寝たきりになってしまったり、足腰を悪くしてしまったりする原因、きっかけの1つになるのが「つまずき」「転倒」です。
私の祖母も登山やウォーキングをする活発な人でしたが、70歳代の頃になんでもない坂道でつまずいて転倒し骨折。それが原因で足腰が弱くなり、杖を使うようになって、晩年ではずっと車いすでした。
最近の年配の方はトレッキングやジョギングなどを行い、足腰の鍛錬をしている人も多いですよね。

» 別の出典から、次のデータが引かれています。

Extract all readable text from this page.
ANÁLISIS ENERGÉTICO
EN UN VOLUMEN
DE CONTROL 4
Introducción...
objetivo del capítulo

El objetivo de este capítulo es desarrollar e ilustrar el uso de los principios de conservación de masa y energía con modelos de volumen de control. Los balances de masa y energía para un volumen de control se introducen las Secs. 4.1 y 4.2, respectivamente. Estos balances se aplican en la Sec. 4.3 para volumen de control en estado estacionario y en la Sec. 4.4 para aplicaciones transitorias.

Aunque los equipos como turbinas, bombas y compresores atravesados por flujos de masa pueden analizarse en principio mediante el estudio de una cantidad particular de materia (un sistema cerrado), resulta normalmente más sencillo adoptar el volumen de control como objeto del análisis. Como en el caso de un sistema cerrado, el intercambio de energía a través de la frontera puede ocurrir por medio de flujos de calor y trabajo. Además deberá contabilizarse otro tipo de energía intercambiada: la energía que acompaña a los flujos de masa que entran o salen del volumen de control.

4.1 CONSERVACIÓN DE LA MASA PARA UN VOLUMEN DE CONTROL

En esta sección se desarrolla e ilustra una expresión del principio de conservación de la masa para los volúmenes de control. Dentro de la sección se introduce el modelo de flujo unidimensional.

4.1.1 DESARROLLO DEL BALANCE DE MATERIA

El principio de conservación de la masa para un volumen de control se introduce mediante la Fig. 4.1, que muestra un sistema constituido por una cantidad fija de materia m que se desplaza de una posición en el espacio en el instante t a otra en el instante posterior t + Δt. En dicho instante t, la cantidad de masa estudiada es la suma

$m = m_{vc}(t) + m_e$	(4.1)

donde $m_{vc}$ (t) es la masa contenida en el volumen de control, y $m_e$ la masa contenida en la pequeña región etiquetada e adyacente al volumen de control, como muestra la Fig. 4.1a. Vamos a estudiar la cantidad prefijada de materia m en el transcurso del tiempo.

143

多摩の高尾山などに行くと、若い人よりもずっと年配の方のほうが多いですし、きちんとした装備をして登山されている人も多いです。
しかしそのように鍛錬している人でも、ふとしたときにつまずいたり転倒したりすることが起きているようです。
足腰の筋力はそれなりにあるのに、なぜつまずいたり転倒したりするのか?
その原因は最近の研究で分かってきています。
それは「平衡感覚」の衰えです。
人間の体を平衡に保つ力=平行か、どのくらい傾いているのか感覚的に把握する力は、「内耳」の中の耳石器の働きによるものです。
この耳石は自律神経ともつながっており、血流や細胞の活性化にもつながっていることが分かっています。
例えば、宇宙に行くと無重力状態になりますが、このときは耳石が動かず、平衡感覚が麻痺します。
昔、宇宙飛行士が地球に帰ってきたとき、フラフラで歩けない、しばらく体調不良が続く、もしくは体に老化がみられる、など様々な体調の変化がありましたが、それは耳石がずっと動かなかったためだとされています。
私たちが気を付けることはただ1つ。
耳石を動かす、ということです。
寝ていると耳石は動きませんし、なんと座っていても耳石は動かないのです。
家でじっとしている時間が増えると、耳石が動かない時間が増えてしまいます。それによって平衡感覚の衰えや自律神経の乱れ、体力の低下が起きることになります。
一番てっとり早いのは30分に一度立ち上がること。座った状態から立つと耳石は動くのです。
できるだけ座りっぱなしにならないよう、なにかにつけて立つ、という習慣を身につけるとよいと思います。
1日1分で出来る、つまずき防止体操
衰えた耳石の働きを刺激するには、立ち上がるだけでなく、「傾き」の要素を入れてみるのがよい、という大学の研究報告があります。
やり方は簡単。
1.まず、まっすぐ立つ。窓の枠や柱などを目安に垂直に立つ。
2.右に頭を横に傾け、それを15秒続ける。
3.つぎは反対の左に頭を傾け、それを15秒続ける。
4.それを2セット実施する。できれば朝と晩にやる。
ウォーキングや散歩の途中で立ち止まって、頭を傾けてみたりするのがよいですし、下を向いたり上を向いたり、とにかく「ジッとし続けず、たまに頭を動かしてみる」という程度でもだいぶ耳石の刺激にはなります。